Untuk kesekian kalinya ibu mengedor pintu kamarku hanya untuk membawakanku makanan karena aku tidak mau makan bersama setelah kejadian itu. Ibu terus berusaha mengajakku untuk berbicara. Mencoba menolongku keluar dari situasi yang kubenci ini. Lagi-lagi aku tidak peduli dan terus mengindar. Aku lebih menyukai keheningan dan meluapakan kekecewaan yang kurasakan dengan menyendiri di bilik ruangan ini. Berharap semua hanya sementara. Aku muak, aku benci, jika ada kalimat yang melebih dari makna kata benci itulah perasaan yang kini kurasakan. Kekecewaanku ini membunuh semua prestasi yang dulu pernah aku dapatkan.
Dua minggu aku hidup seperti ini, banyak jawaban yang kini kupikirkan yang semula kuyakini bahwa semua ini tidak adil, mengapa hidupku seperti ini. Hal ini seharusnya tidak menimpa diriku. Seharusnya sekarang aku sudah seperti mereka. Dengan apa yang sudah kuraih seharusnya aku dengan mudah mendapatkan universitas yang ku impikan. Tapi mengapa nasibku begini, aku gagal, yang semula ku yakini bahwa aku akan lolos seleksi karena aku menjawabnya dengan mudah. Semua soal-soal ujian terlalu mudah untuk kuselesaikan. Tapi kenapa aku gagal? Aku kembali menangis. Rasanya mata ini berteriak “saya tidak sanggup mengeluarkan air bening lagi”.
Malam itu aku mendengar ibu mengedor pintu kamarku lagi, tidak pernah terjadi sebelumnya. Aku membuka pintu dan membiarkan ibu masuk. Hatiku berubah saat aku merasa aku harus membiarkan ibu masuk.
“Ibu tidak tau apa yang dapat ibu katakan padamu. Sudah dua minggu ini kamu mengurung diri, ibu khawatir padamu.”
“Terlepas dari semua perkataan mereka, ibu tetap bangga padamu. Ibu mendukung keputusanmu selanjutnya. Jangan seperti ini, kelakuanmu ini hanya akan merugikanmu bukan mereka.” Ibu menyemangatiku.
Aku kembali merasa kecewa dan berkata dengan keras ”ibu, aku tidak bisa menerima bahwa aku tidak lulus seleksi, dan mengapa mereka bisa lulus.
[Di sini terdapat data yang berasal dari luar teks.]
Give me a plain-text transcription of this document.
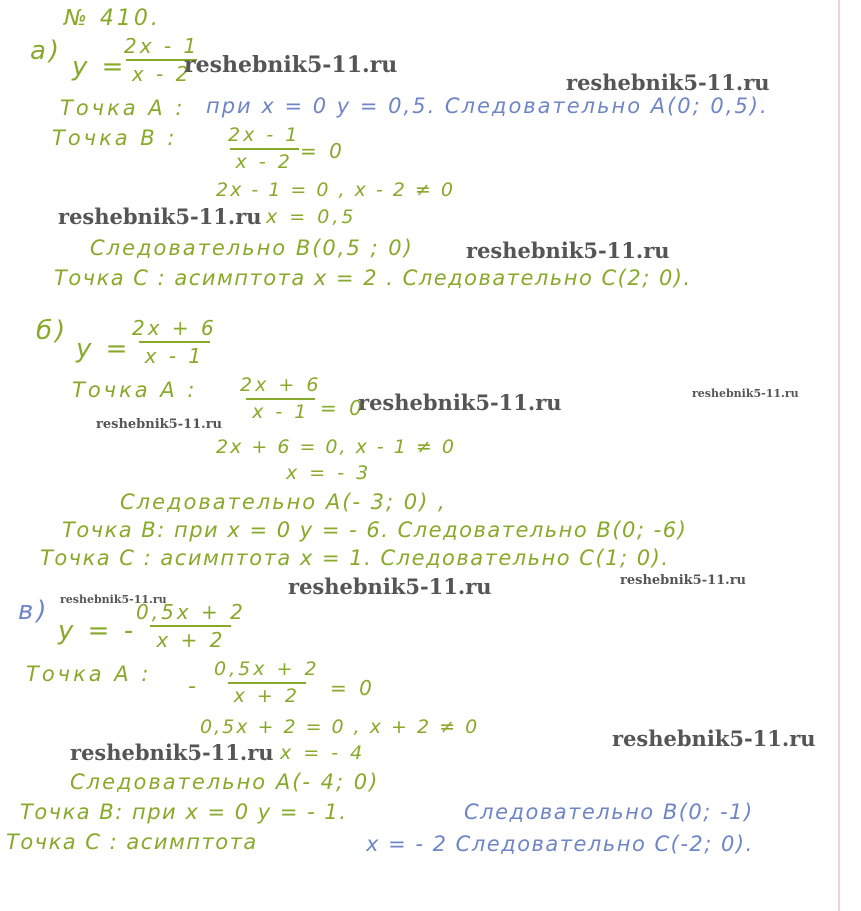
№ 410.
а)
y =
$\frac{2x - 1}{x - 2}$
Точка А : при x = 0 y = 0,5. Следовательно A(0; 0,5).
Точка В : $\frac{2x - 1}{x - 2}$
= 0
2x - 1 = 0 , x - 2 ≠ 0
x = 0,5
Следовательно В(0,5 ; 0)
Точка С : асимптота x = 2 . Следовательно С(2; 0).
б)
y =
$\frac{2x + 6}{x - 1}$
Точка А : $\frac{2x + 6}{x - 1}$
= 0
2x + 6 = 0, x - 1 ≠ 0
x = - 3
Следовательно А(- 3; 0) ,
Точка В: при x = 0 y = - 6. Следовательно В(0; -6)
Точка С : асимптота x = 1. Следовательно С(1; 0).
в)
y = -
$\frac{0,5x + 2}{x + 2}$
Точка А : - $\frac{0,5x + 2}{x + 2} = 0$
0,5x + 2 = 0 , x + 2 ≠ 0
x = - 4
Следовательно А(- 4; 0)
Точка В: при x = 0 y = - 1.	Следовательно В(0; -1)
Точка С : асимптота	x = - 2 Следовательно С(-2; 0).
reshebnik5-11.ru
reshebnik5-11.ru
reshebnik5-11.ru
reshebnik5-11.ru
reshebnik5-11.ru	reshebnik5-11.ru
reshebnik5-11.ru
reshebnik5-11.ru	reshebnik5-11.ru
reshebnik5-11.ru
reshebnik5-11.ru
reshebnik5-11.ru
Apa yang kurang dariku, selama ini aku menjadi murid berprestasi, aku juara umum, aku yang mengajari teman-temanku untuk pelajaran yang sulit bagi mereka tapi mengapa aku tidak lulus. Ini tidak adil!”
Kali ini aku membiarkan ibu memelukku yang sebelumnya aku mengusirnya ketika ia mencoba mendekatiku. Aku menangis lagi. Ibu mengelus rambutku dengan lembut dan berkata “ ibu percaya kamu bisa lebih baik dari semua prestasi yang sudah kamu terima”. Aku hanya menangis
Tidak mudah bagiku. Setelah kejadian dengan ibu dimalam itu. Aku memutuskan untuk tidak memikirkannya lagi .
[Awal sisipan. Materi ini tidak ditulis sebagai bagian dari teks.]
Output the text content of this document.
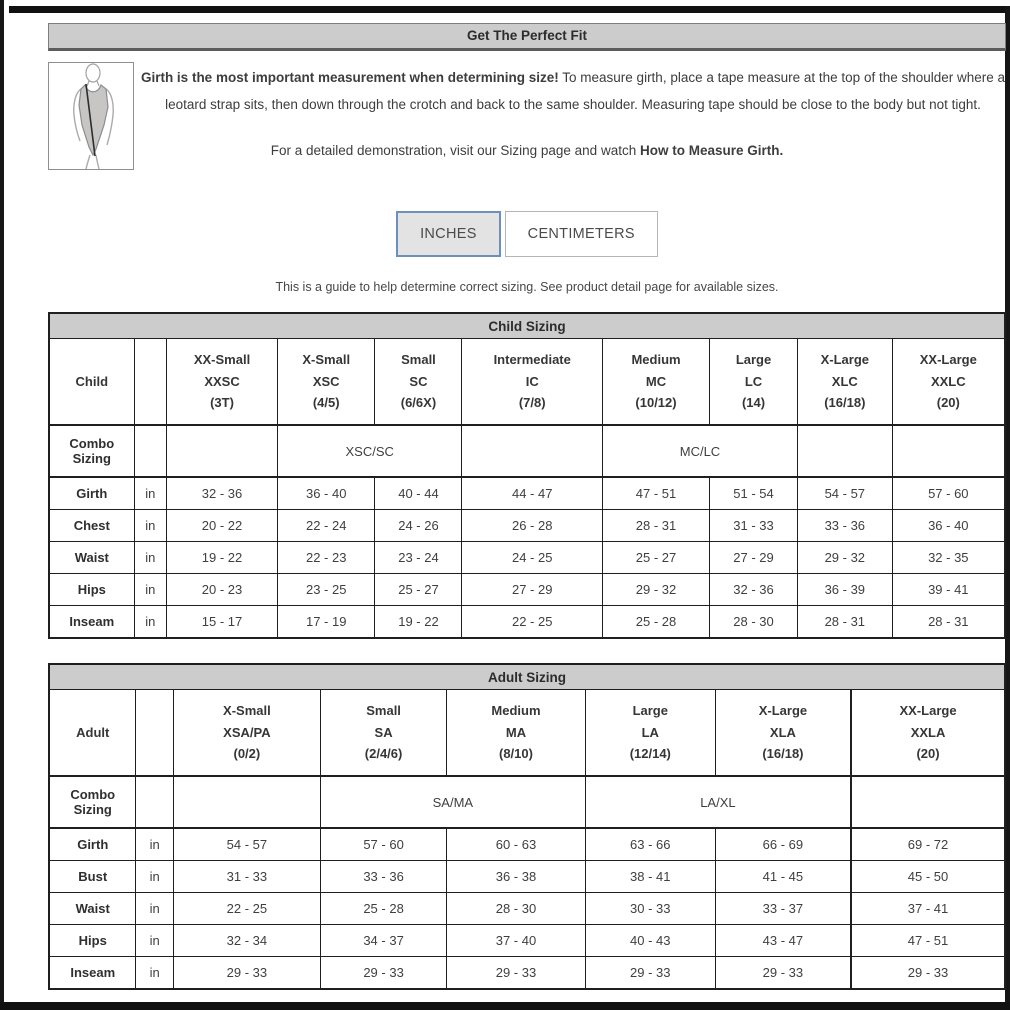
Get The Perfect Fit

Girth is the most important measurement when determining size! To measure girth, place a tape measure at the top of the shoulder where a leotard strap sits, then down through the crotch and back to the same shoulder. Measuring tape should be close to the body but not tight.

For a detailed demonstration, visit our Sizing page and watch How to Measure Girth.

INCHES	CENTIMETERS

This is a guide to help determine correct sizing. See product detail page for available sizes.

Child Sizing									
Child		XX-Small
XXSC
(3T)	X-Small
XSC
(4/5)	Small
SC
(6/6X)	Intermediate
IC
(7/8)	Medium
MC
(10/12)	Large
LC
(14)	X-Large
XLC
(16/18)	XX-Large
XXLC
(20)
Combo Sizing			XSC/SC			MC/LC			
Girth	in	32 - 36	36 - 40	40 - 44	44 - 47	47 - 51	51 - 54	54 - 57	57 - 60
Chest	in	20 - 22	22 - 24	24 - 26	26 - 28	28 - 31	31 - 33	33 - 36	36 - 40
Waist	in	19 - 22	22 - 23	23 - 24	24 - 25	25 - 27	27 - 29	29 - 32	32 - 35
Hips	in	20 - 23	23 - 25	25 - 27	27 - 29	29 - 32	32 - 36	36 - 39	39 - 41
Inseam	in	15 - 17	17 - 19	19 - 22	22 - 25	25 - 28	28 - 30	28 - 31	28 - 31
Adult Sizing							
Adult		X-Small
XSA/PA
(0/2)	Small
SA
(2/4/6)	Medium
MA
(8/10)	Large
LA
(12/14)	X-Large
XLA
(16/18)	XX-Large
XXLA
(20)
Combo Sizing			SA/MA		LA/XL		
Girth	in	54 - 57	57 - 60	60 - 63	63 - 66	66 - 69	69 - 72
Bust	in	31 - 33	33 - 36	36 - 38	38 - 41	41 - 45	45 - 50
Waist	in	22 - 25	25 - 28	28 - 30	30 - 33	33 - 37	37 - 41
Hips	in	32 - 34	34 - 37	37 - 40	40 - 43	43 - 47	47 - 51
Inseam	in	29 - 33	29 - 33	29 - 33	29 - 33	29 - 33	29 - 33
Aku menghabiskan waktu memulihkan keadaanku dengan waktu lima bulan. Sampai akhirnya Aku mencoba tidak memikirkan kegagalan itu menghancurkan mimpiku, yang walaupun itu tidak pernah hilang dalam hidupku. Aku kembali berpikir, apakah aku harus membuat keputusan baru bahwa aku akan mencoba lagi di tahun depan? Aku tidak tau.
Ibu terimakasih.
Aku hanya dapat mengatakan ini dengan tulus untuk setiap kasih dan dukungannya.
Note:
Hidup tanpa titik, meskipun membenci waktu dan menyangkalinya..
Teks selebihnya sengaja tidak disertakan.